I'm excited about summer days of reading and great conversation, I love the time to think and contemplate. What a gift! It comes at the end of a busy, busy school year - and this year with the last of our kiddos graduating!! This year it is all about the timing!!

Monday, June 2, 2008

Number Two

Book number two for me in the Quest Challenge was The Goose Girl by Shannon Hale.

The setting for The Goose Girl is the mythical kingdom of Kildenree in the nebulous time of fairy tales. The story begins with the birth of Princess Anidori-Kiladra Talianna Isilee who does not open her eyes for three days until welcomed by her aunt who is able to converse with animals. Like many other fairy tales, the heroine is unlikely: quiet, shy, timid;an anti-hero(ine), if you will. But one of the biggest accomplishments for this story is that it just kept changing from what I expected.

Just after her 16th birthday Ani learns that she is betrothed to the Prince of Bayern and she sets out on a three month journey through the pine forests and Bayern Mountains to meet her future husband. During the journey Ani's fate takes a turn for the worse and she finds herself in Bayern not as a Queen but as a Goose Girl.

The development of Ani (the "anti-heroine" ) from awkward and dutiful to heroine of the people is a change that occurs subtly throughout the story. The reader discovers with Ani the fire that burns within her, that ultimately transforms the "dutiful" Ani to the Ani that realizes the dark truth and decides to act upon it. This development of character is heartfelt and seemingly impossible from the Ani that is introduced in the beginning chapters. I loved that the reader was able to make the journey with Ani herself. No glimmer of what would lie ahead for this character. We were reading along as the development was occurring.

I do so love Shannon Hale's use of language.
Her imagery is unique and beautiful.
page 11
when Ani's aunt leaves her and "her chest felt like a gutted walnut shell."

Shannon Hales is a master at styling a book. I felt completely IN the setting as I read it. The tale was infused with magic and the language reflected the magic - lush and tactile. The magic Shannon Hale incorporates is not the "wave your magic wand type" but instead a magic of being able to hear and speak to the elements and animals. The animal talking was well crafted; Hale stayed true to the way that animals talk, not letting Ani have long conversations with them, but rather getting ideas such as "danger" or "good grazing land" from them. The geese were especially well written - truly evil and loyal creatures that they are. I had never thought about having geese as an attack animal before but after a few park visits myself I am reminded that it is a great idea.

I love how Shannon Hale tweaks a fairy tale, I adore her writing style and once again I was swept up into one of her stories!! A great summer read and one I have already recommended to others. 5.0/5.0

Book reading aside the summer is finally off to a great start!!

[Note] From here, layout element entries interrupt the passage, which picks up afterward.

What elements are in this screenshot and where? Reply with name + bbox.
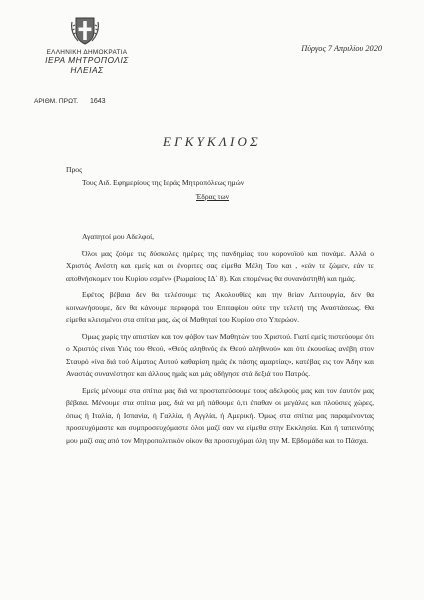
- recipient-to-label: Προς: [66, 165, 83, 174]
- letterhead-state-name: ΕΛΛΗΝΙΚΗ ΔΗΜΟΚΡΑΤΙΑ: [46, 49, 128, 56]
- letter-body: [66, 231, 374, 447]
- protocol-number-line: [34, 98, 106, 105]
- recipient-location: Έδρας των: [196, 192, 230, 201]
- paragraph-3: Όμως χωρίς την απιστίαν και τον φόβον των Μαθητών του Χριστού. Γιατί εμείς πιστεύουμε ότι ο Χριστός είναι Υιός του Θεού, «Θεός αληθινός έκ Θεού αληθινού» και ότι έκουσίως ανέβη στον Σταυρό «ίνα διά τού Αίματος Αυτού καθαρίση ημάς έκ πάσης αμαρτίας», κατέβας εις τον Άδην και Αναστάς συνανέστησε και άλλους ημάς και μάς οδήγησε στά δεξιά του Πατρός.: [66, 331, 374, 378]
- document-title: ΕΓΚΥΚΛΙΟΣ: [162, 134, 261, 149]
- protocol-number: 1643: [89, 98, 106, 105]
- protocol-label: ΑΡΙΘΜ. ΠΡΩΤ.: [34, 98, 79, 105]
- recipient-name: Τους Αιδ. Εφημερίους της Ιεράς Μητροπόλεως ημών: [82, 178, 245, 187]
- letterhead: [32, 49, 142, 76]
- greek-coat-of-arms-emblem: [70, 14, 100, 46]
- paragraph-2: Εφέτος βέβαια δεν θα τελέσουμε τις Ακολουθίες και την θείαν Λειτουργία, δεν θα κοινωνήσουμε, δεν θα κάνουμε περιφορά του Επιταφίου ούτε την τελετή της Αναστάσεως. Θα είμεθα κλεισμένοι στα σπίτια μας, ώς οί Μαθηταί του Κυρίου στο Υπερώον.: [66, 290, 374, 324]
- letterhead-metropolis-name: ΙΕΡΑ ΜΗΤΡΟΠΟΛΙΣ ΗΛΕΙΑΣ: [45, 55, 129, 76]
- paragraph-1: Όλοι μας ζούμε τις δύσκολες ημέρες της πανδημίας του κορονοϊού και πονάμε. Αλλά ο Χριστός Ανέστη και εμείς και οι ένοριτες σας είμεθα Μέλη Του και , «εάν τε ζώμεν, εάν τε αποθνήσκομεν του Κυρίου εσμέν» (Ρωμαίους ΙΔ΄ 8). Και επομένως θα συνανάστηθή και ημάς.: [66, 248, 374, 283]
- greeting: Αγαπητοί μου Αδελφοί,: [82, 232, 155, 241]
- paragraph-4: Εμείς μένουμε στα σπίτια μας διά να προστατεύσουμε τους αδελφούς μας και τον έαυτόν μας βέβαια. Μένουμε στα σπίτια μας, διά να μή πάθουμε ό,τι έπαθαν οι μεγάλες και πλούσιες χώρες, όπως ή Ιταλία, ή Ισπανία, ή Γαλλία, ή Αγγλία, ή Αμερική. Όμως στα σπίτια μας παραμένοντας προσευχόμαστε και συμπροσευχόμαστε όλοι μαζί σαν να είμεθα στην Εκκλησία. Και ή ταπεινότης μου μαζί σας από τον Μητροπολιτικόν οίκον θα προσευχόμαι όλη την Μ. Εβδομάδα και το Πάσχα.: [66, 385, 374, 445]
- document-date: Πύργος 7 Απριλίου 2020: [301, 44, 382, 53]
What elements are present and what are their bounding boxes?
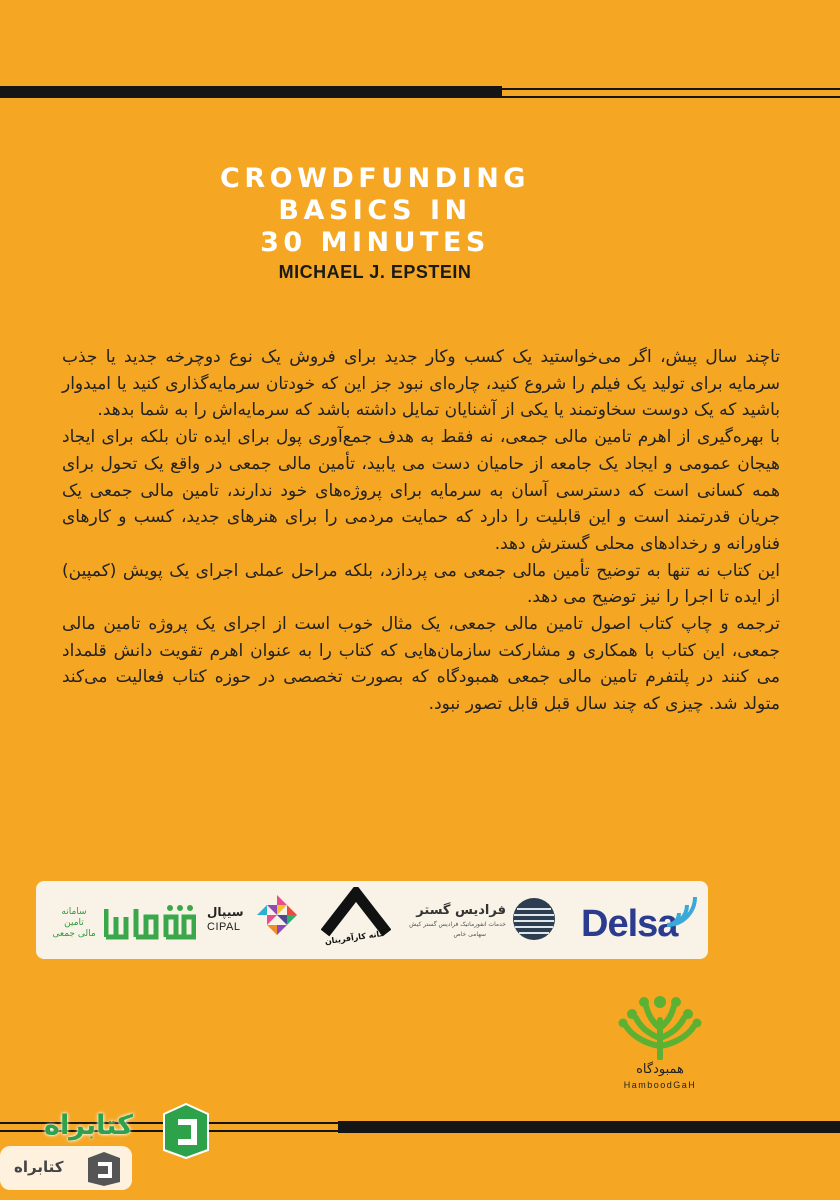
blurb-paragraph: ترجمه و چاپ کتاب اصول تامین مالی جمعی، یک مثال خوب است از اجرای یک پروژه تامین مالی جمعی، این کتاب با همکاری و مشارکت سازمان‌هایی که کتاب را به عنوان اهرم تقویت دانش قلمداد می کنند در پلتفرم تامین مالی جمعی همبودگاه که بصورت تخصصی در حوزه کتاب فعالیت می‌کند متولد شد. چیزی که چند سال قبل قابل تصور نبود. [62, 614, 780, 715]
faradis-subtitle: سهامی خاص [453, 931, 486, 938]
globe-icon [511, 896, 557, 942]
delsa-logo [581, 881, 696, 959]
delsa-wordmark: Delsa [581, 903, 678, 945]
ramsheh-caption-line: تامین [64, 918, 84, 928]
tree-people-icon [618, 990, 702, 1060]
khaneh-label: خانه کارآفرینان [324, 928, 386, 947]
ramsheh-logo [46, 881, 196, 959]
sponsor-logos-strip [36, 881, 708, 959]
book-title [190, 163, 560, 259]
cipal-logo [201, 881, 301, 959]
title-line: BASICS IN [278, 195, 472, 226]
ramsheh-caption-line: سامانه [61, 907, 87, 917]
top-border-thin [502, 96, 840, 98]
ketabrah-logo-icon [160, 1100, 212, 1160]
blurb-paragraph: این کتاب نه تنها به توضیح تأمین مالی جمعی می پردازد، بلکه مراحل عملی اجرای یک پویش (کمپین) از ایده تا اجرا را نیز توضیح می دهد. [62, 560, 780, 608]
blurb-paragraph: با بهره‌گیری از اهرم تامین مالی جمعی، نه فقط به هدف جمع‌آوری پول برای ایده تان بلکه برای ایجاد هیجان عمومی و ایجاد یک جامعه از حامیان دست می یابید، تأمین مالی جمعی در واقع یک تحول برای همه کسانی است که دسترسی آسان به سرمایه برای پروژه‌های خود ندارند، تامین مالی جمعی یک جریان قدرتمند است و این قابلیت را دارد که حمایت مردمی را برای هنرهای جدید، کسب و کارهای فناورانه و رخدادهای محلی گسترش دهد. [62, 427, 780, 554]
blurb-text [62, 344, 780, 718]
blurb-paragraph: تاچند سال پیش، اگر می‌خواستید یک کسب وکار جدید برای فروش یک نوع دوچرخه جدید یا جذب سرمایه برای تولید یک فیلم را شروع کنید، چاره‌ای نبود جز این که خودتان سرمایه‌گذاری کنید یا امیدوار باشید که یک دوست سخاوتمند یا یکی از آشنایان تمایل داشته باشد که سرمایه‌اش را به شما بدهد. [62, 347, 780, 421]
faradis-name: فرادیس گستر [416, 903, 506, 918]
faradis-subtitle: خدمات انفورماتیک فرادیس گستر کیش [409, 921, 506, 928]
cipal-name-en: CIPAL [207, 921, 241, 933]
faradis-gostar-logo [411, 881, 561, 959]
ketabrah-watermark [0, 1100, 215, 1195]
triangle-mosaic-icon [257, 895, 297, 939]
ramsheh-wordmark-icon [104, 903, 196, 941]
ramsheh-caption [48, 907, 100, 940]
ketabrah-small-logo-icon [84, 1150, 124, 1188]
bottom-border-thick [338, 1121, 840, 1133]
watermark-text: کتابراه [44, 1110, 133, 1141]
ramsheh-caption-line: مالی جمعی [52, 929, 96, 939]
wifi-waves-icon [663, 895, 697, 929]
top-border-thin [502, 88, 840, 90]
cipal-name-fa: سیپال [207, 905, 244, 919]
khaneh-karafarinan-logo [311, 881, 401, 959]
author-name: MICHAEL J. EPSTEIN [278, 262, 472, 282]
top-border-thick [0, 86, 502, 98]
watermark-text-small: کتابراه [14, 1158, 64, 1176]
publisher-name-en: HamboodGaH [623, 1080, 697, 1090]
title-line: 30 MINUTES [260, 227, 490, 258]
title-line: CROWDFUNDING [220, 163, 530, 194]
hamboodgah-publisher-logo [600, 990, 720, 1100]
publisher-name-fa: همبودگاه [636, 1062, 684, 1077]
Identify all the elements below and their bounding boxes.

Three days of English Language Development classes for the new school year are over! Wahoo! House guests are gone, babysitting duty is done and I am ready to kick up my feet and enjoy the summer. Wow! I feel energized and ready to conquer closets, drawers and laundry! My TBR pile is towering and I have just 3 weeks to finish 3 more books for the Quest challenge - I'm ready! I do believe I will change one of the books I was planning on to The Magician's Nephew by CS Lewis as it is our book group read of the month. Let's work smarter, not harder!! Who cares that it's going to be hot - a diet coke, a fan and a good book. Terrific!